Le terrain vague, en périphérie de Moscou, est surveillé comme un site militaire: entouré de barrages de police, c’est ici que doit sortir de terre un hôpital «à la chinoise» pour soigner les malades du coronavirus.
Le chantier, qui a démarré la semaine dernière, est situé près du village de Golokhvastovo, à 70 kilomètres au sud-ouest de la capitale russe.
Théâtre d’un défilé ininterrompu de camions Kamaz et de bétonneuses, il est censé s’inspirer, selon la mairie de Moscou, de l’«expérience des partenaires chinois», qui avaient construit en février en un temps record de 10 jours un hôpital en préfabriqué de 1000 lits à Wuhan, épicentre de l’épidémie de coronavirus partie de Chine.
Des ouvriers venus de diverses régions russes, ainsi que des migrants d’Asie centrale, habitués des travaux publics géants de la mairie de Moscou, s’activent chaotiquement au milieu de groupes de pelleteuses, de tranchées creusées entre deux soudaines pluies verglacées et de talus géants de terre et de sable.
Jour et nuit
Nous n’avons pas de calendrier précis pour construire cet hôpital, mais nous espérons finir d’ici un mois.
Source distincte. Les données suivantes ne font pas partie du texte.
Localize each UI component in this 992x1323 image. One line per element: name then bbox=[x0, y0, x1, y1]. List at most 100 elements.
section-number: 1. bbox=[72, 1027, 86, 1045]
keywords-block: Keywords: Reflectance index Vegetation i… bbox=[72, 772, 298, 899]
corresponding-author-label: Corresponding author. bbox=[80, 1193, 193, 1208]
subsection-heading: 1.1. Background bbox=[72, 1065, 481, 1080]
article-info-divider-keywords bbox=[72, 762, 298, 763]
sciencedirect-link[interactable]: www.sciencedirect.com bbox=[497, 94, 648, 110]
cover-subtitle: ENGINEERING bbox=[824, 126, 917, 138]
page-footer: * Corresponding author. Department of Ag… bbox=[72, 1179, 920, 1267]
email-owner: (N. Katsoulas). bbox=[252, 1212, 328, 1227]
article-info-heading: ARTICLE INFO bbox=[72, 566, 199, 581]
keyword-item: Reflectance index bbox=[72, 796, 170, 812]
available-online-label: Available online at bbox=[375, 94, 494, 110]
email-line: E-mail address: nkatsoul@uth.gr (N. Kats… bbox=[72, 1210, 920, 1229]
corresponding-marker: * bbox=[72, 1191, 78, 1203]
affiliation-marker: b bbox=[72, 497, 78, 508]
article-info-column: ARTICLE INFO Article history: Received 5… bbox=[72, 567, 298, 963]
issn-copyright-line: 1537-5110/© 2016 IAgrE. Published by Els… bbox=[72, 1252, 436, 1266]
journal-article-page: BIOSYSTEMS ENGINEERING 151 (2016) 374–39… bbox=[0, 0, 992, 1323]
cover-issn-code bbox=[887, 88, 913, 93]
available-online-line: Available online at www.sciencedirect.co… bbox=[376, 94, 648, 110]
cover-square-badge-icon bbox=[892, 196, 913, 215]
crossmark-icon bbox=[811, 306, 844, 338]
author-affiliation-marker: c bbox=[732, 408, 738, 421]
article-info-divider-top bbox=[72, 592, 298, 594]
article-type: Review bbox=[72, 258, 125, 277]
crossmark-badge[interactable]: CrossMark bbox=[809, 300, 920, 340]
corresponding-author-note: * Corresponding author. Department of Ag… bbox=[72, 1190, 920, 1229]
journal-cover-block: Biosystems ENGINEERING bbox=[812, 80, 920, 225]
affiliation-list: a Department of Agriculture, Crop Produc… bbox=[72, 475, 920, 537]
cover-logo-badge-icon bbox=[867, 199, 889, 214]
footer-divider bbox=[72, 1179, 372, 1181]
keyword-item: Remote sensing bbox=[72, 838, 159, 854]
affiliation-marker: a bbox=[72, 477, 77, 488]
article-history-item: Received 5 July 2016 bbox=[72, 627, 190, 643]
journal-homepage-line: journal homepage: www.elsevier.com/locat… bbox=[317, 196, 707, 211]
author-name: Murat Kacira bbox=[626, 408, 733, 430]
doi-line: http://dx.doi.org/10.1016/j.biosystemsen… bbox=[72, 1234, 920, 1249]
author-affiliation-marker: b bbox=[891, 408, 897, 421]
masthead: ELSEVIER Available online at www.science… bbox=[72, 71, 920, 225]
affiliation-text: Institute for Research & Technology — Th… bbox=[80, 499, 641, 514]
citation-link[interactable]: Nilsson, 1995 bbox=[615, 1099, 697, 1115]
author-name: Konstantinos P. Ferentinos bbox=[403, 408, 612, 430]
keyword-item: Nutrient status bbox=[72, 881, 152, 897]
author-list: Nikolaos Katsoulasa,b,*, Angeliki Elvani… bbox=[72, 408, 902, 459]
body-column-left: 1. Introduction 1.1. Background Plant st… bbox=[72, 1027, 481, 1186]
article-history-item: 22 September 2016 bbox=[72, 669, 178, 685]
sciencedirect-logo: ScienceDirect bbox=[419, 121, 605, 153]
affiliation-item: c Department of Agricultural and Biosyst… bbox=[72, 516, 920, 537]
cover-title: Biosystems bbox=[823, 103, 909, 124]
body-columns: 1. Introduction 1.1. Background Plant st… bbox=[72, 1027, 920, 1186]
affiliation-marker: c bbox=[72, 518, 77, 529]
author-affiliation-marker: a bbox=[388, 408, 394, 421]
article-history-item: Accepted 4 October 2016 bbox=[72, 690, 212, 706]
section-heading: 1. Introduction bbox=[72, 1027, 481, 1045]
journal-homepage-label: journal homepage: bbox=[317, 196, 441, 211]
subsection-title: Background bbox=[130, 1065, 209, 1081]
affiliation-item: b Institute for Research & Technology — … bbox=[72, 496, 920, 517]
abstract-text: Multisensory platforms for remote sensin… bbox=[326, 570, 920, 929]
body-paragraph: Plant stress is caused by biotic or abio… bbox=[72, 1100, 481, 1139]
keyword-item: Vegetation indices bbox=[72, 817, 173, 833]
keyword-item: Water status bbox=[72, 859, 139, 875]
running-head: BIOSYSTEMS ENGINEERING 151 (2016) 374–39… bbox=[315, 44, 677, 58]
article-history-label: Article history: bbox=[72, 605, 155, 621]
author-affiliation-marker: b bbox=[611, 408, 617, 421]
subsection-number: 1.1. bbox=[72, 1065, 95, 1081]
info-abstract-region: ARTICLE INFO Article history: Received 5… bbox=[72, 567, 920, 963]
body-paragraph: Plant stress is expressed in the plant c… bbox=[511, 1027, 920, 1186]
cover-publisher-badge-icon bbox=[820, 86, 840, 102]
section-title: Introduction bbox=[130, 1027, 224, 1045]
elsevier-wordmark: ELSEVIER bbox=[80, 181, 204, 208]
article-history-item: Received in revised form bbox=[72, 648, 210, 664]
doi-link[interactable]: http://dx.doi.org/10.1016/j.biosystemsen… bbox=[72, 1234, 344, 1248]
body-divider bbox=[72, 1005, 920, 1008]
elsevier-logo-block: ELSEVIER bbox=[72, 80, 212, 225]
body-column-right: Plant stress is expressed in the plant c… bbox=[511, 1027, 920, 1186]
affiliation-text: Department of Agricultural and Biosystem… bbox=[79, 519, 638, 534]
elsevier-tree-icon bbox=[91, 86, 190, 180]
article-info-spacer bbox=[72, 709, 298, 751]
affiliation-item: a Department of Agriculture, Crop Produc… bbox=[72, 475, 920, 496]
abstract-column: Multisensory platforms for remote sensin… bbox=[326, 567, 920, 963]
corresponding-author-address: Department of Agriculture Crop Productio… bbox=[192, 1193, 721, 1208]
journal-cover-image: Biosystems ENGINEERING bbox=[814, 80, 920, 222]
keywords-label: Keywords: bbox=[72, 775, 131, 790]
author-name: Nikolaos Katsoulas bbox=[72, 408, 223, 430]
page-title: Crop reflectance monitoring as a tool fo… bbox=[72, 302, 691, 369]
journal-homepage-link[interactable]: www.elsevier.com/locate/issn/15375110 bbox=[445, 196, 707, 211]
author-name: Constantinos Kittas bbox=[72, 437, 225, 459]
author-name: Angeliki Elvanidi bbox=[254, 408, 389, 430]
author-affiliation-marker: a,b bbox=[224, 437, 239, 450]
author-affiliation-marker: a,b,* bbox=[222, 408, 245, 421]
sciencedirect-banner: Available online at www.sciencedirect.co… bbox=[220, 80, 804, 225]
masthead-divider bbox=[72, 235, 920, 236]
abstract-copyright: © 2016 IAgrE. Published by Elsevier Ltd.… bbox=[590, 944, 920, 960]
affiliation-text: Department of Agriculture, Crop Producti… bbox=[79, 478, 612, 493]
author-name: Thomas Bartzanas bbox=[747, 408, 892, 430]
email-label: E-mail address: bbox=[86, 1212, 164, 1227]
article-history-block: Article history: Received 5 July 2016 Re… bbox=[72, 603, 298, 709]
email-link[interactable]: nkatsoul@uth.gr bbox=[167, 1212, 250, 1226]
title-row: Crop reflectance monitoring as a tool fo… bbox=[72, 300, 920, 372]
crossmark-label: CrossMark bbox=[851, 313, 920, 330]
Peut-être plus tôt », explique Pavel, un ouvrier de 28 ans venu de la république de Tchouvachie, à 600 kilomètres de Moscou.
Le travail se poursuit jour et nuit, une partie des quelque 3200 ouvriers du chantier vivant sur place dans des préfabriqués et un village de tentes installé pour l’occasion.
Pour beaucoup d’ingénieurs responsables de la construction, reconnaissables à leurs casques blancs, il s’agit des premiers instants sur le chantier.
C’est le cas d’Arthur, 31 ans, responsables de l’écologie du site. « Les premiers patients atteints du coronavirus doivent arriver ici dès avril », souligne-t-il en faisant le tour des lieux.
D’une capacité de 500 lits reliables à des appareils respiratoires, l’hôpital doit s’étendre sur 43 hectares et devenir un «centre médical parmi les plus modernes», selon Andreï Botchkarev, adjoint au maire de Moscou, cité dans le communiqué qui a annoncé le lancement du projet le 13 mars.
Il comprendra des «blocs opératoires, des services de réanimation et de diagnostic, d’autres réservés aux enfants».
Selon le site russe Znak, citant un document interne à la mairie non publié, le chantier devrait coûter 8,5 milliards de roubles.
La Russie compte encore peu de malades du coronavirus avec 199 cas officiellement enregistrés et assure que la situation est «sous contrôle», bien que le nombre de patients augmente rapidement.
Riverains inquiets
Mais de nombreux Russes se méfient de ces chiffres, connaissant les autorités qui ont par le passé caché l’ampleur des dégâts en temps de crise.
Le maire pro-Kremlin de la capitale, Sergueï Sobianine, s’est en tout cas voulu rassurant: l’hôpital se situera à 250 mètres des premières habitations - de vieilles maisons en bois - et sera «sans danger pour les riverains».
Un avis qui n’est pas toujours partagé par les intéressés.
«Ils construisent une infection géante, ça n’apportera rien de bon», lance Anatoli Boulytchev, 79 ans, en observant depuis un banc le défilé des véhicules de chantier. «Que Sobianine construise cet hôpital près de sa maison de campagne! C’est pas comme si on manquait de place en Russie.»